We have a system with a few microservices and multiple clients (Web, mobile). Currently, only one microservice (let's call it "Master MS") exposes a public API, which is used by all clients. This worked well until now: Master MS did occasionally ask for data from other microservices, aggregated it, and sent to clients. Now the system started to grow.
PROBLEM 1:
We have now more microservices that should provide data to end clients on the one hand, and Master MS should not really know that these microservices events exist.
PROBLEM 2:
Client has very specific needs now (Web client wants more data in coarse requests than mobiles, also some pre-evaluated data, e.g. not GET /resources1 and GET /resources2 but GET /info {hasResources1 = true, hasResources2 = false}).

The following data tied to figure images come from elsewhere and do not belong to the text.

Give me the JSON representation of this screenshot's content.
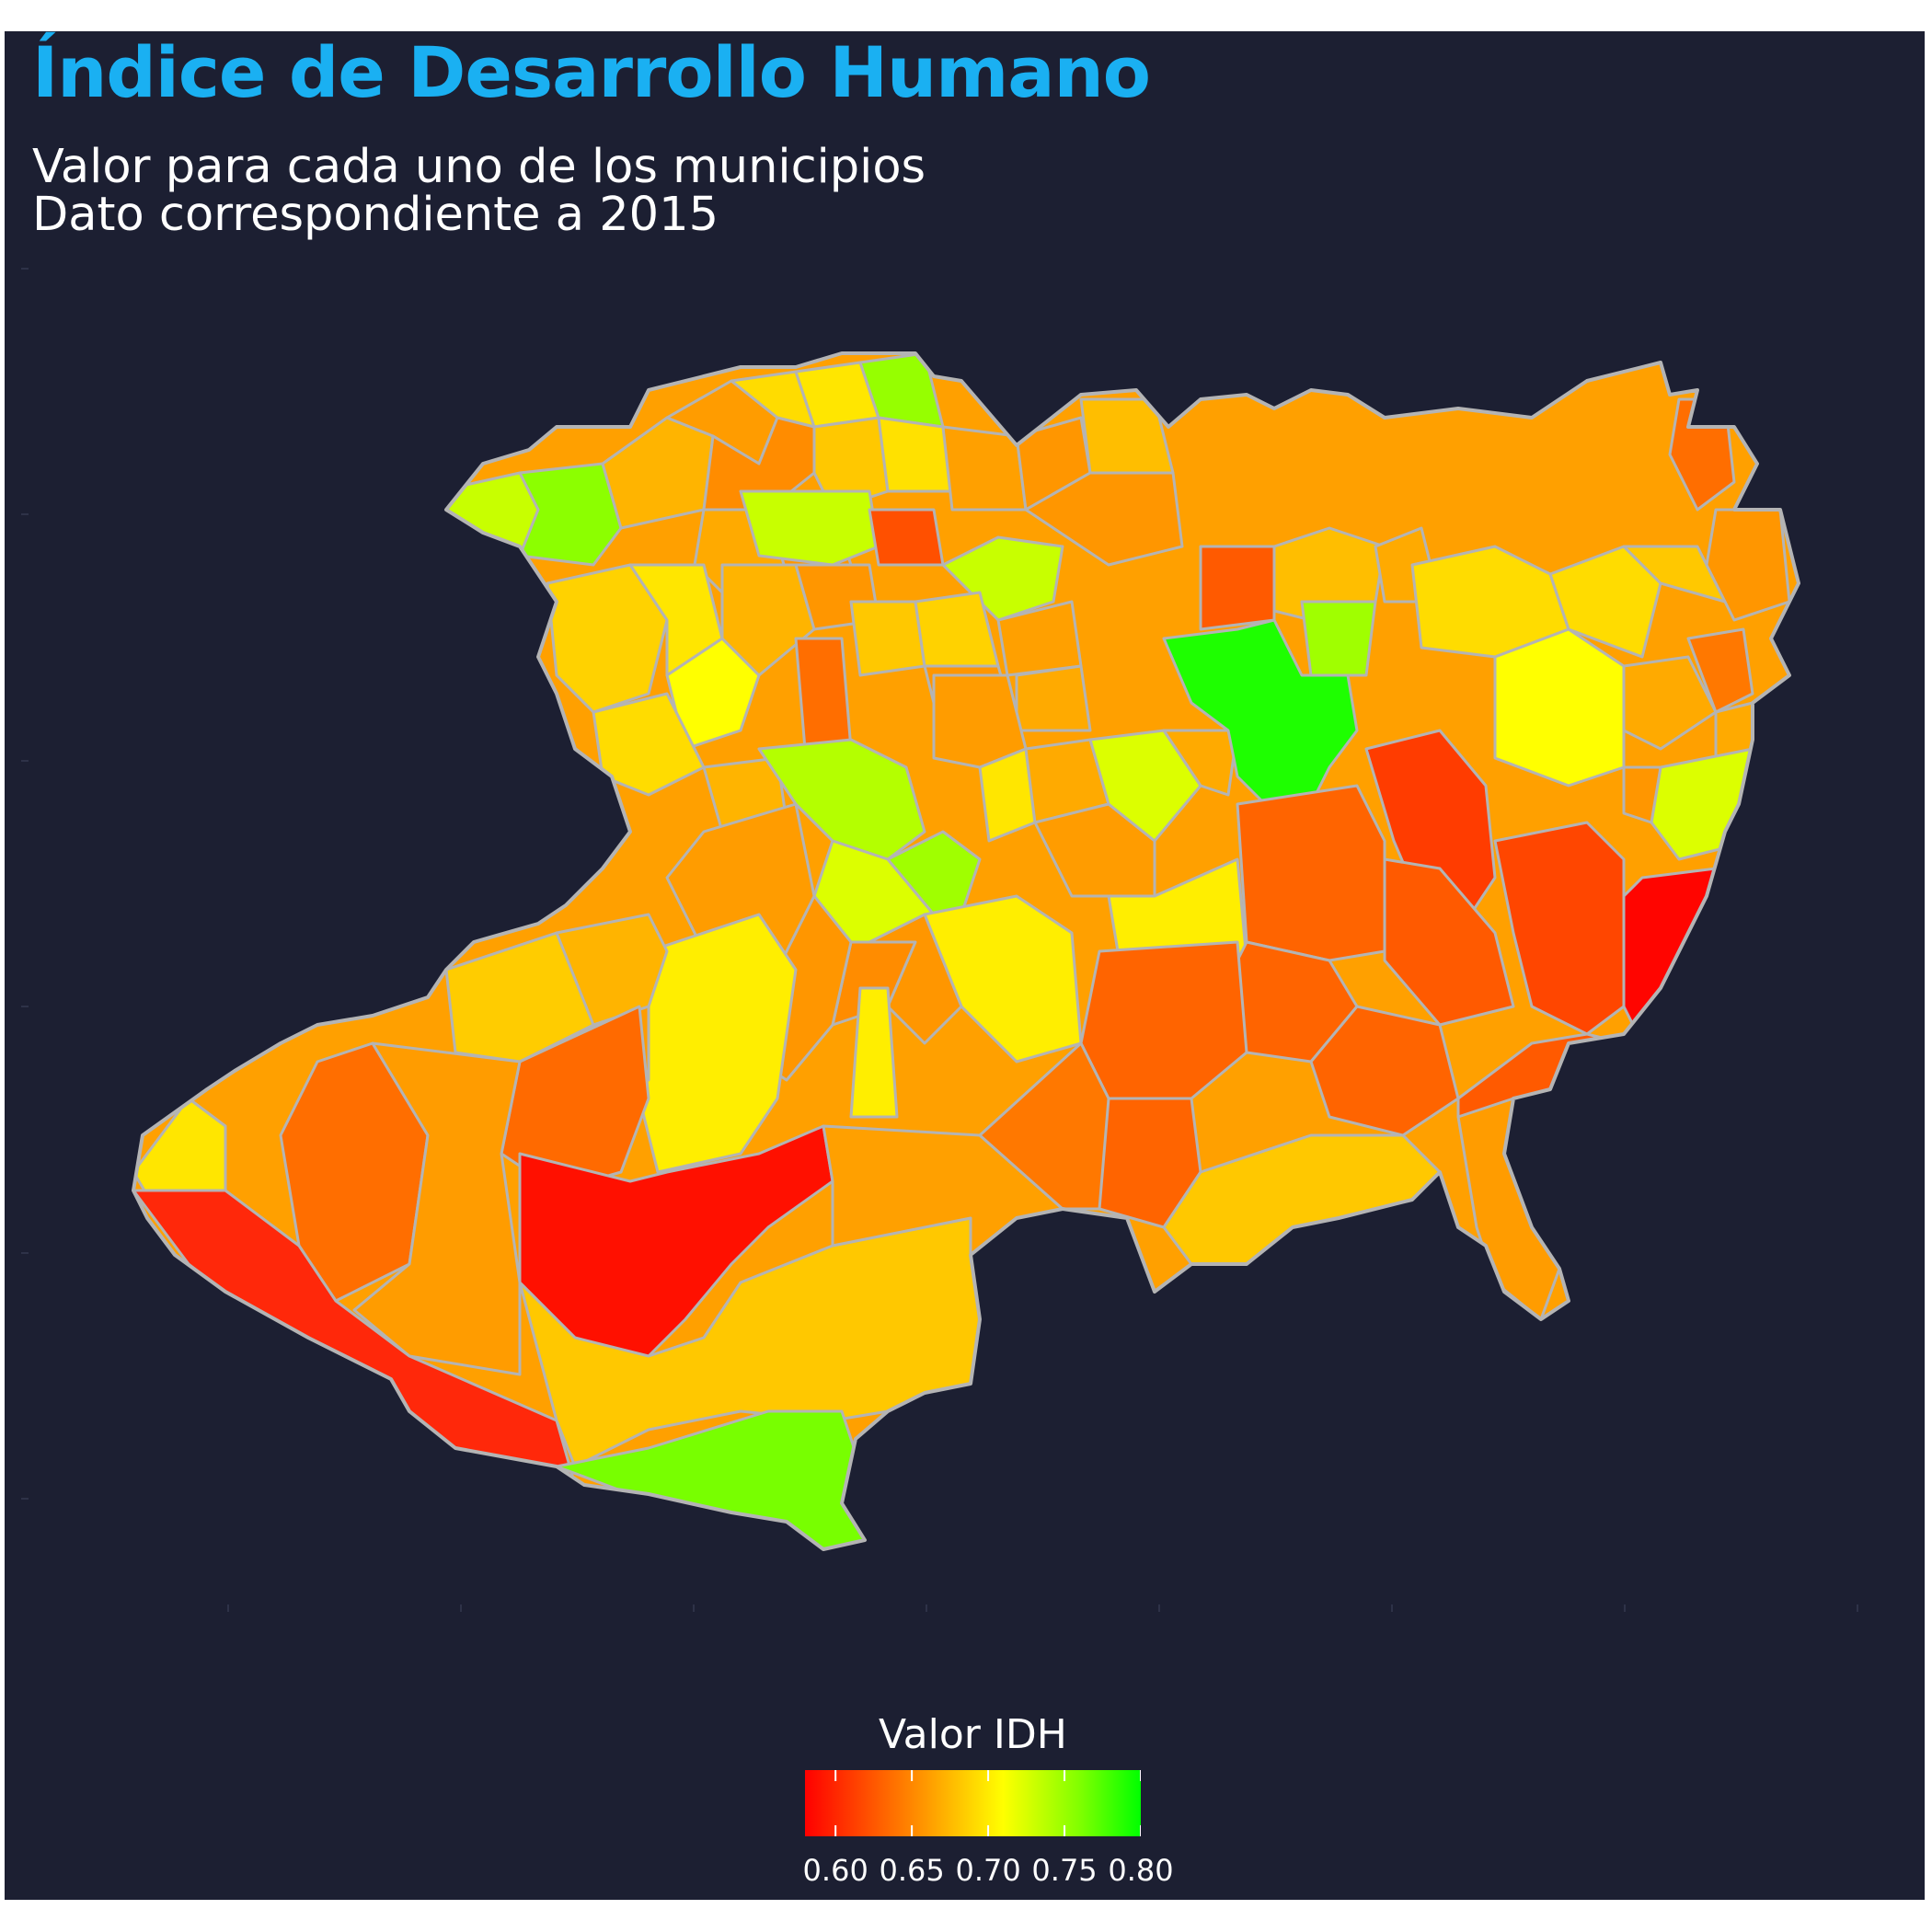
{
  "title": "Índice de Desarrollo Humano",
  "subtitle_line1": "Valor para cada uno de los municipios",
  "subtitle_line2": "Dato correspondiente a 2015",
  "legend": {
    "title": "Valor IDH",
    "min": 0.58,
    "max": 0.8,
    "ticks": [
      "0.60",
      "0.65",
      "0.70",
      "0.75",
      "0.80"
    ],
    "tick_values": [
      0.6,
      0.65,
      0.7,
      0.75,
      0.8
    ],
    "gradient_colors": [
      "#ff0000",
      "#ff9900",
      "#ffff00",
      "#7fff00",
      "#00ff00"
    ]
  },
  "colors": {
    "background": "#1c1f32",
    "title": "#1ab0f2",
    "border": "#b4b4b4"
  },
  "chart_data": {
    "type": "choropleth",
    "region": "Michoacán",
    "variable": "Valor IDH",
    "year": 2015,
    "note_values_estimated": true,
    "value_range": [
      0.58,
      0.8
    ]
  }
}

So we want to go with an Application Gateway (or more like Backends for frontends) pattern and currently, YARP is our favourite for the task (lots of .net developers in the team, low cost as open source). The idea is to set up two YARP gateways, for web and mobiles, that reroute to backend microservices. PROBLEM 1 is thus solved, partly also PROBLEM 2, and here comes the question.
Where should I do the aggregation? Let's say Web client wants to get data for the dashboard. This involves e.g. asking Service1 for customer data and sending two requests to Service2, for let's say purchase and client history. All these responses should be transformed into a single DTO.
So who hosts this aggregated endpoint? YARP gateway itself? That seems to be not the purpose of YARP, I cannot find a place or way to put the code there in a meaningful way. The code also doesn't fit either to Service 1 nor Service 2. So where should it go?